Aha stosowałam się do waszych rad: przed wyjściem na uczelnie zabieram psy na godzinny spacer, potem Meflo siedzi w klatce 5 godzin, następnie przychodzę i zabieram psiaki na 3 godziny ruchu, następnie karmie je, pobawię się z nimi i idę się uczyć, psy w tym czasie dostają kość, albo kongo, żeby zajęły się sobą. Meflo to niesforny psiak i czasem odwali coś tak głupiego, że śmiać mi się chce, ale wiem,że to co robi nie jest fajne. Nie wyobrażacie sobie jak ja go kocham, na początku pozwalałam mu spać na łóżku,ale teraz ma kategoryczny zakaz wchodzenia na kanapy i łóżka, ma swoje legowisko. Na spacer chodzi w kagańcu. Mały szczeniak w kagańcu, jedynie na polanie go ściągam, gdy coś cały czas robi to nie myśli o agresji, chociaż widzę,że jest zazdrosny o Fojbe, a ona ciapa boi się go.

Link to comment
Share on other sites

Niebiosa, widzicie to, grzmicie i nie trafiacie!

Psy nie łapią zębami tylko z powodu agresji. Łapią też z powodu frustracji, chęci przytrzymania, powitania, gdy nad sobą nie panują, gdy emocji jest dużo, a wpojone zasady zbyt słabe w stosunku do instynktów. Gdyby psy używały zębów jedynie w złości, to chyba nikt na tym forum nie byłby w jednym kawałku, ale może to moje spostrzeżenie, skrzywione tym, że mam psa rasy, którą długo i cierpliwie trzeba uczyć, że rąk nie można gryźć z całej siły tylko dlatego, że się kogoś kocha i chce się go wylewnie powitać.

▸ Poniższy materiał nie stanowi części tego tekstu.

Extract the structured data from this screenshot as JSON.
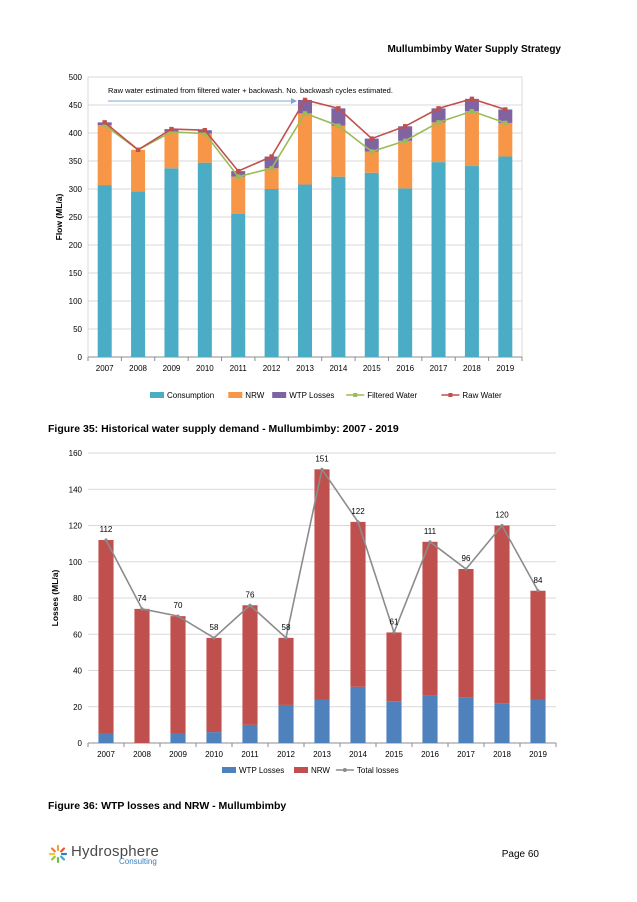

Moim zdaniem popełniasz następujące błędy:

- oczekujesz od dwóch psów o zupełnie różnym usposobieniu identycznych zachowań, które nie wynikają z wychowania lub szkolenia, a właśnie z ich charakterów

- faworyzujesz wyraźnie spokojniejszą sukę, gdy być może rozwiązaniem byłoby wyeksponowanie więzi z bardziej żywiołowym i przez to mniej przyjemnym w obcowaniu psem

- podświadomie żądasz, by psy wszystkim się dzieliły, a najlepiej, by Meflo dzielił się z Fojbe, on nie ma na to ochoty, Ty nie umiesz tego mądrze zorganizować

- zamykasz psa w klatce, znikasz, a potem zabierasz na spacer... Z jednej strony to dobrze, z drugiej - decydują niuanse. Czy nie akcentujesz za mocno swojej nieobecności, czy sama umiesz się wyciszyć, by wyciszyć psa? Panujesz nad emocjami, wymagasz tyle, ile trzeba, a nie cudów i niemożliwego? Na ile spacerów indywidualnych zabierasz oba psy? Ile czasu na tych spacerach to praca z Tobą, a ile bezmyślne bieganie razem?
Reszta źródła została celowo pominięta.